40% is too high – annual cost of $750 million by end of contract.

But the fact that Delta’s pilots still haven’t recovered their pre-bankruptcy compensation doesn’t justify a 40% raise, which is simply too high for a pilot group that is the best-compensated in the industry. There’s a reason Delta and other US carriers collapsed into bankruptcy – those labor contracts were too rich and simply unsustainable in a high fuel environment.

A 40% raise in base pay wouldn’t necessarily drive up total pilot labor costs by 40% as total compensation would rise by a smaller overall amount. And depending on what work rules or scope concessions pilots were willing to give up, Delta could also recoup some of the costs via productivity improvements.

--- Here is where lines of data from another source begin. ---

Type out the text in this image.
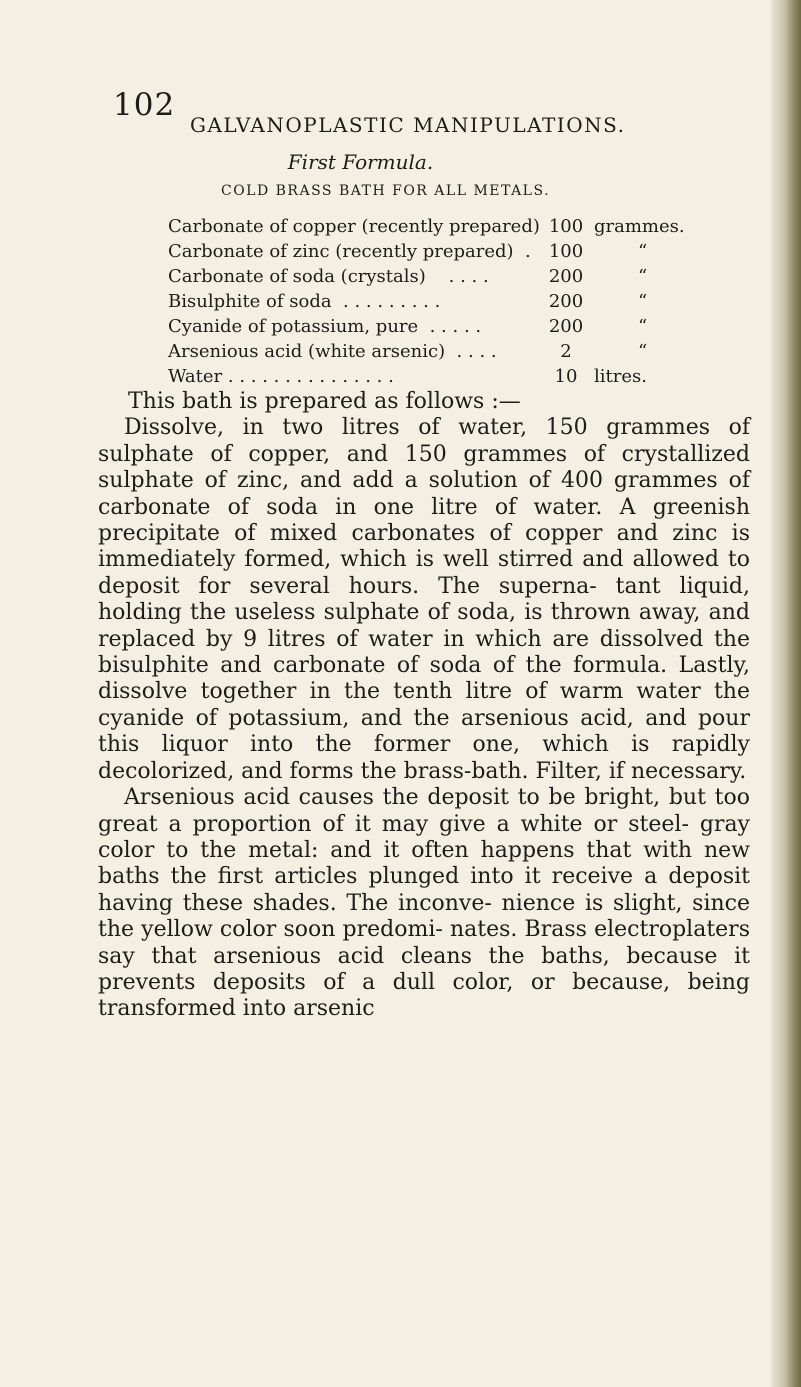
102
GALVANOPLASTIC MANIPULATIONS.
First Formula.
COLD BRASS BATH FOR ALL METALS.
Carbonate of copper (recently prepared) 100 grammes.
Carbonate of zinc (recently prepared)  .	100	“
Carbonate of soda (crystals)    . . . .	200	“
Bisulphite of soda  . . . . . . . . .	200	“
Cyanide of potassium, pure  . . . . .	200	“
Arsenious acid (white arsenic)  . . . .	2	“
Water . . . . . . . . . . . . . . .	10 litres.

This bath is prepared as follows :—

Dissolve, in two litres of water, 150 grammes of sulphate of copper, and 150 grammes of crystallized sulphate of zinc, and add a solution of 400 grammes of carbonate of soda in one litre of water. A greenish precipitate of mixed carbonates of copper and zinc is immediately formed, which is well stirred and allowed to deposit for several hours. The superna- tant liquid, holding the useless sulphate of soda, is thrown away, and replaced by 9 litres of water in which are dissolved the bisulphite and carbonate of soda of the formula. Lastly, dissolve together in the tenth litre of warm water the cyanide of potassium, and the arsenious acid, and pour this liquor into the former one, which is rapidly decolorized, and forms the brass-bath. Filter, if necessary.

Arsenious acid causes the deposit to be bright, but too great a proportion of it may give a white or steel- gray color to the metal: and it often happens that with new baths the first articles plunged into it receive a deposit having these shades. The inconve- nience is slight, since the yellow color soon predomi- nates. Brass electroplaters say that arsenious acid cleans the baths, because it prevents deposits of a dull color, or because, being transformed into arsenic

But to do some back of the envelope math, Delta’s year end labor costs should be about $8.8 billion for 2015. Pilot costs represent about a third (32.5%) of Delta’s overall labor compensation, or a projected $2.86 billion for 2015. Applying a 22% raise in 2016, and assuming that it cascades into a 14% increase in total pilot compensation, this contract would cost Delta roughly $400 million in 2016.

And maintaining the same ratio of increase in compensation to increase in base pay, the annual cost spirals to $750 billion by the end of 2018. Delta is projected to earn a profit of $5 billion in 2016 according to consensus analyst estimates, and the pilots are asking for 8% of that to accrue entirely to them in addition to profit sharing that they already get.

The early 2000s comparison isn’t entirely on point… yet

Naturally, when such large numbers are being thrown around, the immediate gut reaction is to wonder whether we’re entering another cycle of overly generous labor contracts that end in bankruptcy. The point of comparison here is probably the late 90s early 2000s cycle, where labor expenses peaked in 2002 at 41.8% of total operating expenses for the legacies plus Southwest.

But despite the across the board raises, we’re nowhere close to those figures, as for the first nine months of 2015 Delta’s labor expenses were 30-32% of total expenses including regional carriers. The round of Chapter 11 bankruptcy undertaken by US carriers in the mid-2000s unwound a lot of the toxic labor contracts and it will take a while before the industry reaches such a bad state.

More to the point, operating margins in 2002 were -14.1% for the same set of carriers. Today, they are exactly flipped at 15-20%. So the airlines do have some buffer room to deal with increases in labor expenses. It’s not the same industry as it was in the early 2000s, so at the end of the day the warning signs are not as rawly worrisome.